The exhibition of Batik paintings by Laura Cohn will be in the lobby of Lang Music Building for the entire weekend of April 8-9. She will demonstrate her art from 1-2 p.m. outside the Lang Music Building on Sunday, April 9 (rain location: Lang Music Building lobby).
From 2-2:30 p.m. on the Lang Concert Hall stage there will be a hands-on demonstration of gamelan music by music professor Tom Whitman and members of Gamelan Semara Santi. Children and adults are welcome to participate and learn to play.
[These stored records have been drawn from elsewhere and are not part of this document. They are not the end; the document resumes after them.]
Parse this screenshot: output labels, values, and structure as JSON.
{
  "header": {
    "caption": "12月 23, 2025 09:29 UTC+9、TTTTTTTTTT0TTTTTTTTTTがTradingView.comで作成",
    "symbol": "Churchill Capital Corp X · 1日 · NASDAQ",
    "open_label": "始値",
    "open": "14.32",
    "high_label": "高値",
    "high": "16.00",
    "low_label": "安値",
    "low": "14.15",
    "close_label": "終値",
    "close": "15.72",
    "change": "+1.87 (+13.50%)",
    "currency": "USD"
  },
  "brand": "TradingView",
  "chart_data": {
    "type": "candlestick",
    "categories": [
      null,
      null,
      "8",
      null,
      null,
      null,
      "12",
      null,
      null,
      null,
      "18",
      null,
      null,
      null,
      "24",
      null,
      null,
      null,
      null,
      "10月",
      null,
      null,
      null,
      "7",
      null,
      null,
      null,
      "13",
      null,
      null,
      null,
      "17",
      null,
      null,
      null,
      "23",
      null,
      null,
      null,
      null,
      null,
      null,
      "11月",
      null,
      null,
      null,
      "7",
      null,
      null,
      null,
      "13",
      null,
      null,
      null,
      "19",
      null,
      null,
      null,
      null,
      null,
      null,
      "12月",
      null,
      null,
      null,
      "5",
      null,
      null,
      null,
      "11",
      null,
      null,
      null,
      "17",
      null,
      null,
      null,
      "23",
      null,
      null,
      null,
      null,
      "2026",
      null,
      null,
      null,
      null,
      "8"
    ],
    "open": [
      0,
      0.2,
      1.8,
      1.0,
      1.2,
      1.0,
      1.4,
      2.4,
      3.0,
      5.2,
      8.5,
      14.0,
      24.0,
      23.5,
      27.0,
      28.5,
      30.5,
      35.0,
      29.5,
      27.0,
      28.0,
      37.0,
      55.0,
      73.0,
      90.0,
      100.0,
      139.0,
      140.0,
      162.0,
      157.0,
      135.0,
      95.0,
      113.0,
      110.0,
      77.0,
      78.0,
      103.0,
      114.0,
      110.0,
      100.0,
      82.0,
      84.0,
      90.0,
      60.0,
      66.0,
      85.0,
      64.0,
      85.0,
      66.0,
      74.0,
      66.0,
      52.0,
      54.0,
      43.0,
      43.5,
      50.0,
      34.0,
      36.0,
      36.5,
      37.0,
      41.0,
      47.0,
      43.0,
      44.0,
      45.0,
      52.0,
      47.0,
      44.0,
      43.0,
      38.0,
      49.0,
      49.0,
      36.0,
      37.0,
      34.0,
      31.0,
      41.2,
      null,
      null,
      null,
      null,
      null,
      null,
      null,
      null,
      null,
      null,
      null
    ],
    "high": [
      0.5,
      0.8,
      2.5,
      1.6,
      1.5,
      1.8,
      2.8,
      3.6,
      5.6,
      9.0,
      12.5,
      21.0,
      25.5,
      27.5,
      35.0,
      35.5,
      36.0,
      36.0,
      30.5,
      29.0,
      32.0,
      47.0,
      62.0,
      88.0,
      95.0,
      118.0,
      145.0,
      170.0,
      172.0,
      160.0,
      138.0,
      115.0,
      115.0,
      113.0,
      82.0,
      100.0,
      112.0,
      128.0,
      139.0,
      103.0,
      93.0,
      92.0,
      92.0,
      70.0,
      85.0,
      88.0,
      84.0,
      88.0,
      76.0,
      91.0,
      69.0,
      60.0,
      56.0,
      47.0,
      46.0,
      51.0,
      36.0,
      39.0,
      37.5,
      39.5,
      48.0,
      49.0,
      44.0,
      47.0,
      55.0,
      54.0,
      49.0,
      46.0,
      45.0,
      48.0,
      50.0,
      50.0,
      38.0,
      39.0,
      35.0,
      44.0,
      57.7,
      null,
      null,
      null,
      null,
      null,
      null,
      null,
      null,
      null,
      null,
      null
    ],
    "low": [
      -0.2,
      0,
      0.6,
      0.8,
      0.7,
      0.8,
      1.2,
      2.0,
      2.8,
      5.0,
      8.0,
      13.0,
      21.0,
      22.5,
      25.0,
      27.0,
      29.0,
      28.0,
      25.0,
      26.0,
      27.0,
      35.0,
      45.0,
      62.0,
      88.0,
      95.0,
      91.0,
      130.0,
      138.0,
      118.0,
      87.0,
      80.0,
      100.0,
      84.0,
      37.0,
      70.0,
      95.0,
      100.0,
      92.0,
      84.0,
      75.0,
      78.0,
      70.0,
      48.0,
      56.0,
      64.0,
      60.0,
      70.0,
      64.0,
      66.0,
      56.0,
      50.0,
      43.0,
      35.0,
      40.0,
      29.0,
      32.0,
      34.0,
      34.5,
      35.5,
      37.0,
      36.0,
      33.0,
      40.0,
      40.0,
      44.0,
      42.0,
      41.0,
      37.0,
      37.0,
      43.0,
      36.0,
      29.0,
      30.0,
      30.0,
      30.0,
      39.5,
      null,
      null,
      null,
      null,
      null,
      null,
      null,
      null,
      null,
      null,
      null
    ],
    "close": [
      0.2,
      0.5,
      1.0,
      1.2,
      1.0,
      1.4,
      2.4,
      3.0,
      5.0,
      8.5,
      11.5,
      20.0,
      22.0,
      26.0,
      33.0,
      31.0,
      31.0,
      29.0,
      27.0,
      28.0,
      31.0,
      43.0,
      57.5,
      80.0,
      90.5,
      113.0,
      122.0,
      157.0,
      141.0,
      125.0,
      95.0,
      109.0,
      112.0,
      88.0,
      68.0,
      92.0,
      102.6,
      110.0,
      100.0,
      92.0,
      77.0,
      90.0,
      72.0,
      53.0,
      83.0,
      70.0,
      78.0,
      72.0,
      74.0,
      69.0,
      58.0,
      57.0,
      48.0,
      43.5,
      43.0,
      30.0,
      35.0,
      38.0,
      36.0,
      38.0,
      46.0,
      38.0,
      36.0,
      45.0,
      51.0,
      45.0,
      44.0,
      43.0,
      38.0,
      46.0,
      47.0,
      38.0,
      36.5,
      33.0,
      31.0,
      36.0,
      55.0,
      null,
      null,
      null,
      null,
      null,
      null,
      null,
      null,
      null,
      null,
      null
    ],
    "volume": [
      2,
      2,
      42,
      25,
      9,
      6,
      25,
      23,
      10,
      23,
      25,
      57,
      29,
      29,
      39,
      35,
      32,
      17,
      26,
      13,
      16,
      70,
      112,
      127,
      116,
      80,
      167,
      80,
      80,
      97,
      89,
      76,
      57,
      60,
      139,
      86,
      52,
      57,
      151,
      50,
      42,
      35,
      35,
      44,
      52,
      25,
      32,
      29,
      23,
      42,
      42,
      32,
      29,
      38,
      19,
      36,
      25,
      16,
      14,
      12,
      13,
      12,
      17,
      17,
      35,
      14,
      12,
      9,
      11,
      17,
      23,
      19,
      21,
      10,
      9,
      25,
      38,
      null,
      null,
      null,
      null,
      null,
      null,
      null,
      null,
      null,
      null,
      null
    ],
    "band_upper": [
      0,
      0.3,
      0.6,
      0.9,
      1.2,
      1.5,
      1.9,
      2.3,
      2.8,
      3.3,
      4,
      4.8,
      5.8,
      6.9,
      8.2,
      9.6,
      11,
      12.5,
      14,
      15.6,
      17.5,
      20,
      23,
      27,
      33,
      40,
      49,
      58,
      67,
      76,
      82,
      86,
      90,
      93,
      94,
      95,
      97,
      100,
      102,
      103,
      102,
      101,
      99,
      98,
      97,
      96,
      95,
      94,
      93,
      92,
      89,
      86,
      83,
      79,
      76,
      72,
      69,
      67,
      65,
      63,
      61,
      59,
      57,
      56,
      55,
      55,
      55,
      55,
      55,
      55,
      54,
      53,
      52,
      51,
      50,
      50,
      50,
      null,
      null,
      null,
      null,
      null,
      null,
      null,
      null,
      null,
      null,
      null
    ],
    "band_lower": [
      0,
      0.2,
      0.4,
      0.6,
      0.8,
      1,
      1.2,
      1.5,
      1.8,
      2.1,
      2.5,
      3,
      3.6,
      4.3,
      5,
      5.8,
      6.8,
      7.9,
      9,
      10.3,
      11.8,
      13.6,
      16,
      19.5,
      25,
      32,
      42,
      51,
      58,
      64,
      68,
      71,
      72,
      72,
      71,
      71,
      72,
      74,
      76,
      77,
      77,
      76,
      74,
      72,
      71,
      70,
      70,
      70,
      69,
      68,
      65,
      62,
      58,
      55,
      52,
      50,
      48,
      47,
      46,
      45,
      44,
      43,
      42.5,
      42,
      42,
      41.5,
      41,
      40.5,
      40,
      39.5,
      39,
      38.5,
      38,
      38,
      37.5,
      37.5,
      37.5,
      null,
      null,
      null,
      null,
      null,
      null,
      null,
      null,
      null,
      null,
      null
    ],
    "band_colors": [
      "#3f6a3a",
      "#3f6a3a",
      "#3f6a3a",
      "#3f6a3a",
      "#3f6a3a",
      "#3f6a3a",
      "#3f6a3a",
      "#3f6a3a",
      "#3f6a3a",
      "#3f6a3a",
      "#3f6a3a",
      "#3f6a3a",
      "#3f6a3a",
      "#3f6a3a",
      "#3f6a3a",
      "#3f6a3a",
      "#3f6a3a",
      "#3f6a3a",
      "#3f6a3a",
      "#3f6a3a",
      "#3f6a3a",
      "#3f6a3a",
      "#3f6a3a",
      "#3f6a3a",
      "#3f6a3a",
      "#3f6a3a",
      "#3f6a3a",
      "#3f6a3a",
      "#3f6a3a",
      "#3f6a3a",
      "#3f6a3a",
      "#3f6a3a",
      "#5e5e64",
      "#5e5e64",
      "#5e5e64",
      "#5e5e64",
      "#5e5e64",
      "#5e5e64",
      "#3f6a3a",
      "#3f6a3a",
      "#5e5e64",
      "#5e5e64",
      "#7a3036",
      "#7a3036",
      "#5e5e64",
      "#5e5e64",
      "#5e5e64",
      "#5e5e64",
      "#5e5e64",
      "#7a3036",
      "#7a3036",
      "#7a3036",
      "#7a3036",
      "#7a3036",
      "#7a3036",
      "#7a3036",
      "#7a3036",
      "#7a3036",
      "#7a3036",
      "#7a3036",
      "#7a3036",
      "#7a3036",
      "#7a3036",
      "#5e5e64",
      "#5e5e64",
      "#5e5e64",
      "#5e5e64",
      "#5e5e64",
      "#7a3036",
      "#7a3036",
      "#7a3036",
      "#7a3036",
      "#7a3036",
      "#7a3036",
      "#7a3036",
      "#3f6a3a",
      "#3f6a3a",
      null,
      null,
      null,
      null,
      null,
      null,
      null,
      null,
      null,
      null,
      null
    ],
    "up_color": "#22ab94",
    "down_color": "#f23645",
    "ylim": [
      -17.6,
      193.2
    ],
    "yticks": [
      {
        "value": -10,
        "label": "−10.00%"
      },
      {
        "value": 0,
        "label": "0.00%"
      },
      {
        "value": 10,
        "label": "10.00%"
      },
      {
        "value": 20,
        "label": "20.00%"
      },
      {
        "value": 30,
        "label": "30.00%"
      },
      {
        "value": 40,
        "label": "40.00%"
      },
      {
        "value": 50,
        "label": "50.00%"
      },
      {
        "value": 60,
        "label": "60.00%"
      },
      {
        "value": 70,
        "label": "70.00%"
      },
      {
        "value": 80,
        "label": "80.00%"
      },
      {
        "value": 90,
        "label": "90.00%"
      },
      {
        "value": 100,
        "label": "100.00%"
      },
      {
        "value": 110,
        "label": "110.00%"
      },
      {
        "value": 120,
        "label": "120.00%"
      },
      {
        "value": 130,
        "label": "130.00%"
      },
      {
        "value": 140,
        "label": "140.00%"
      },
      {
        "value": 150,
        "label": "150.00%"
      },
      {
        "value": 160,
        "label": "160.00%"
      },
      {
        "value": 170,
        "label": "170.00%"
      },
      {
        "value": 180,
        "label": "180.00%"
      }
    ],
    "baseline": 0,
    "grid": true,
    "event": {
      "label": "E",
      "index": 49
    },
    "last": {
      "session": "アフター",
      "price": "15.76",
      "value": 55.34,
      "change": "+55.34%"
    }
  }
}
The Spring Concert of Gamelan Semara Santi will begin at 3 p.m. It will open with a Balinese greeting dance, "Panyembrama," performed by dancers in traditional costumes and accompanied by 25 musicians playing an orchestra of gongs, bronze-keyed xylophones, drums, and bamboo flutes. The Shadow Play will follow immediately.
For "Arjuna Tapa," the Balinese Shadow Play drawn from the ancient Hindu epic Mahabharata, Shadow Puppet Master I Nyoman Suadin will be accompanied by Gamelan Semara Santi and musicians from Gamelan Mitra Kusuma of Washington, D.C. The Shadow Play is a popular entertainment in Bali and is also a central element of important Hindu-Balinese religious ceremonies. The puppet master uses beautiful hand-made leather puppets to cast shadows on a large screen; the audience may either watch the shadows from the front or come behind the screen to see how the shadows are created and to watch the musicians as they play.
As part of the festival, food and handicrafts from Indonesia will be on sale in and around the Lang Music Building from 1-4 p.m.